Only, a strange thing happens on the way to technocratic nirvana…we scare out the entrepreneurship. We scare out the little variances that create or illuminate opportunity. We–in full thrall of the arrogance that we can create systems that know all–remove the ability for a little bit of idiosyncrasy to add to our lives.
So, what does this really mean? Well, let me offer a few ideas.
- For teams you lead…introduce new perspectives. You have a team of engineers? Bring an artist to a meeting. You have a team of bankers? Bring an operations guy to the room every now and then.
- For you as an individual…Try something new. You like playing golf? Try poker. You like finance? Spend a few weeks working on a marketing project.
- For your organizations…find it within yourself to encourage a few more experiments. Give your organization some leash and see what it can create. Sponsor people.
- For your organizations’ external relationships…find a way to create more of them. Test partnerships. Date more.
With a little bit of noise, you might be able to more clearly discern opportunity.

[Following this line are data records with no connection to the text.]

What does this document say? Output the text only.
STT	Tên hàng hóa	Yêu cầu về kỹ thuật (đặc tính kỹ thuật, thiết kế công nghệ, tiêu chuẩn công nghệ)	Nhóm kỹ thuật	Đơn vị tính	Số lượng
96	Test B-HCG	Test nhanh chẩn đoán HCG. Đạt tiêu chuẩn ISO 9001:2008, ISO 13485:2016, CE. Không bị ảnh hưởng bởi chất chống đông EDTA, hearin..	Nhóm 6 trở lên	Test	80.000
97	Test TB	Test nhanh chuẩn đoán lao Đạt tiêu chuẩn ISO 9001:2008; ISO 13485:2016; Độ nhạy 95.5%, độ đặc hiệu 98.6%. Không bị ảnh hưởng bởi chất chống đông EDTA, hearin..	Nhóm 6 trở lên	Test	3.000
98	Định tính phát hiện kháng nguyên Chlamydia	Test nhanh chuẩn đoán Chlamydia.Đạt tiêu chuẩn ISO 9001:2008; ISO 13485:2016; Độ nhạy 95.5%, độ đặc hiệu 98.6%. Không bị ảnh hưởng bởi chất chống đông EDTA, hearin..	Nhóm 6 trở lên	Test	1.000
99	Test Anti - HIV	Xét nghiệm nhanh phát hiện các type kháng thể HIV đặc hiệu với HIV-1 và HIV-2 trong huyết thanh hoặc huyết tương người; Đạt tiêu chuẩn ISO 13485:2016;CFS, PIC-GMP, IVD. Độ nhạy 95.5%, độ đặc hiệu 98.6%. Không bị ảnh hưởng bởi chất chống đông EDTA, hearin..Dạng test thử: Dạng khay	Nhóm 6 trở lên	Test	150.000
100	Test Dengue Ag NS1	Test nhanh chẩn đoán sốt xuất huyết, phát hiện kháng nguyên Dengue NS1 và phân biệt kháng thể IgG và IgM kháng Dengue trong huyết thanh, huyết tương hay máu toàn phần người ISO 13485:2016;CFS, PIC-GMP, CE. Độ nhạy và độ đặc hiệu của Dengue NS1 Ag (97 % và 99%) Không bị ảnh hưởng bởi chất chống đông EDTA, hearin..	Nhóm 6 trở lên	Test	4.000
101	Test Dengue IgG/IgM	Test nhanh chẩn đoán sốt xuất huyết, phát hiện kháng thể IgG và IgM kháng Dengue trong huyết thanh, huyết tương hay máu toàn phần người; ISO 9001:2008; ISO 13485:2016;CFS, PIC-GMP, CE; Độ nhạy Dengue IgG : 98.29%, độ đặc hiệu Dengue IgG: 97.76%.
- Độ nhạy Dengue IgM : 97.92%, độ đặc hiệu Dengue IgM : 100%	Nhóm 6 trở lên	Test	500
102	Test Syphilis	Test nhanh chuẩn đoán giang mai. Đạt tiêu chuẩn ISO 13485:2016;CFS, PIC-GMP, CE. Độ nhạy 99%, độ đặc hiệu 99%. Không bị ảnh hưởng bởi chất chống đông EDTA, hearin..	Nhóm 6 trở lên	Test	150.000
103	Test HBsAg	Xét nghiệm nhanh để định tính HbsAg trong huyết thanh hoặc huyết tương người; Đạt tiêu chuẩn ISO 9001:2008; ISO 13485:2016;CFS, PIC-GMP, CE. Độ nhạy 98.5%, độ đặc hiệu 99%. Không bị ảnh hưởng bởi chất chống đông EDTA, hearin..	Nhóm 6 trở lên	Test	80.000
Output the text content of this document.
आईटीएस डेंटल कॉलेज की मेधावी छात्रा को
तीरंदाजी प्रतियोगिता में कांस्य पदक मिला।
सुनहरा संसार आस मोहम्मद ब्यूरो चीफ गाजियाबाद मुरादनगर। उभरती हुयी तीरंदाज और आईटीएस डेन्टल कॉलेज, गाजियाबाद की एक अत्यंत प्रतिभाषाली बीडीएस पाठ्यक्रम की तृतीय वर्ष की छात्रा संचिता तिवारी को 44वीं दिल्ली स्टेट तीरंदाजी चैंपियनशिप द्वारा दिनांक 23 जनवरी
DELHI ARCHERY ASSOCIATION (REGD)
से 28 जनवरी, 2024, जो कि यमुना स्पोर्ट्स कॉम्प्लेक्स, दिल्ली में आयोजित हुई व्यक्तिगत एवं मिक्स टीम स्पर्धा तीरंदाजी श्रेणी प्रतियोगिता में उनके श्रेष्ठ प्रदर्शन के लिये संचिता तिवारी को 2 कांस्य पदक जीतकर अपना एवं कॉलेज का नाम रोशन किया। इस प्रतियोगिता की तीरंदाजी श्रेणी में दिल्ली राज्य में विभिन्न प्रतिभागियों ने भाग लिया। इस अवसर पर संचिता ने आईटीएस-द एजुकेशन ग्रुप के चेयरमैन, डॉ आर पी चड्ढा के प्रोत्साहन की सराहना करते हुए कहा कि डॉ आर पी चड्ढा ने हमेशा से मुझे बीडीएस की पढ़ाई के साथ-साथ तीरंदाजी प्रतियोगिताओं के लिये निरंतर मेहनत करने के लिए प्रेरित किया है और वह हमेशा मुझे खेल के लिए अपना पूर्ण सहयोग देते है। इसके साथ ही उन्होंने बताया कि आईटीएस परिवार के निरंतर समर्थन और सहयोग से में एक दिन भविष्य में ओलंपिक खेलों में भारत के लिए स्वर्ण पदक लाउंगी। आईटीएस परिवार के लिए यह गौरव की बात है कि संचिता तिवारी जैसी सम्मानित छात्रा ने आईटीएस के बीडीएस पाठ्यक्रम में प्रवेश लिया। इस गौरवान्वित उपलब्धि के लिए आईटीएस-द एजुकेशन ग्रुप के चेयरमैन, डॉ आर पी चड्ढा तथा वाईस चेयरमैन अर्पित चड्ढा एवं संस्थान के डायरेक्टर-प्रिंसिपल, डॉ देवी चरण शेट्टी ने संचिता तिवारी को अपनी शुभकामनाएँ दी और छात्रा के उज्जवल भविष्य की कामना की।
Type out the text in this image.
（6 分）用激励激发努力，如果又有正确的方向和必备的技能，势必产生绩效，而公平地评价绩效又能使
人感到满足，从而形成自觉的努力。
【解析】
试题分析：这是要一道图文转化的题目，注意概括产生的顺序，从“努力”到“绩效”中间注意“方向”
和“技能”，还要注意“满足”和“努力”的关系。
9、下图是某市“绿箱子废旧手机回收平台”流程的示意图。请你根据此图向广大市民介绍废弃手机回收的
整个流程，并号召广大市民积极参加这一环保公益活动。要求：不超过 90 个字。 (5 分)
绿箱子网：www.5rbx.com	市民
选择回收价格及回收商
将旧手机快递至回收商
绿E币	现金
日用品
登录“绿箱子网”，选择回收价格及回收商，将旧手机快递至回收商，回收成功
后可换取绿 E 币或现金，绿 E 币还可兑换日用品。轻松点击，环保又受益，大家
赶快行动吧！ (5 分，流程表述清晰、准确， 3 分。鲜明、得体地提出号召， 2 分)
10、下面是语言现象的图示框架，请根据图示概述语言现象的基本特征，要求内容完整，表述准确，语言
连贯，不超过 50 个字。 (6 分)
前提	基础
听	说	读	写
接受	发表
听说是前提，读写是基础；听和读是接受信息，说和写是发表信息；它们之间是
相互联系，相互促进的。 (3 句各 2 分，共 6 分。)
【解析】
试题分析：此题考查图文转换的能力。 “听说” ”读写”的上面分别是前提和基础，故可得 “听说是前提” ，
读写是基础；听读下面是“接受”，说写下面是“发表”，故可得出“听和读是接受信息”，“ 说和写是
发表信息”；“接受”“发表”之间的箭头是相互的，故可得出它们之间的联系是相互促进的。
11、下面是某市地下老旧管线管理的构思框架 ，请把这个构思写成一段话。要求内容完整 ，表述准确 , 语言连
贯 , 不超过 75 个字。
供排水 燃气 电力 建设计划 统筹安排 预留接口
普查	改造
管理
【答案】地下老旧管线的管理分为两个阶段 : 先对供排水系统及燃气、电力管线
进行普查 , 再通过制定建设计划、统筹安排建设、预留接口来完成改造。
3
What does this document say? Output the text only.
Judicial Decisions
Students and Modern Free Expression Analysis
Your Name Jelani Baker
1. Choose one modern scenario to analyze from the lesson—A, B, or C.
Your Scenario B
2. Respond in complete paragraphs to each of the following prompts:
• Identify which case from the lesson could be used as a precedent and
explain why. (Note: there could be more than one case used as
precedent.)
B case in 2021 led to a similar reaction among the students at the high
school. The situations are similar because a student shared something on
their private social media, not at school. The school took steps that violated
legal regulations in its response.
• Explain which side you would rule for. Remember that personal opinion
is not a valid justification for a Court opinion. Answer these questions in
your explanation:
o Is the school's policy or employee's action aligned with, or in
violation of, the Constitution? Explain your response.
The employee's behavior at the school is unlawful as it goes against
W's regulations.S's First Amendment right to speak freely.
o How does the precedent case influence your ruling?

I liked this one … step outside the comfort zone and gain new perspective. I am sad when I hear people say ” I can’t even draw a straight line” when asked if they would like to try doing something artistic. No one is asking for a straight line … one is asking for you to just try to express yourself differently … making noise to wake people up to new possibilities is a good thing … not allowing things to get stale should be seen as a good thing… seeing things from a different perspective is a good thing. It is amazing what has been discovered ‘by accident’ … make some noise … shake things up … and see what happens!!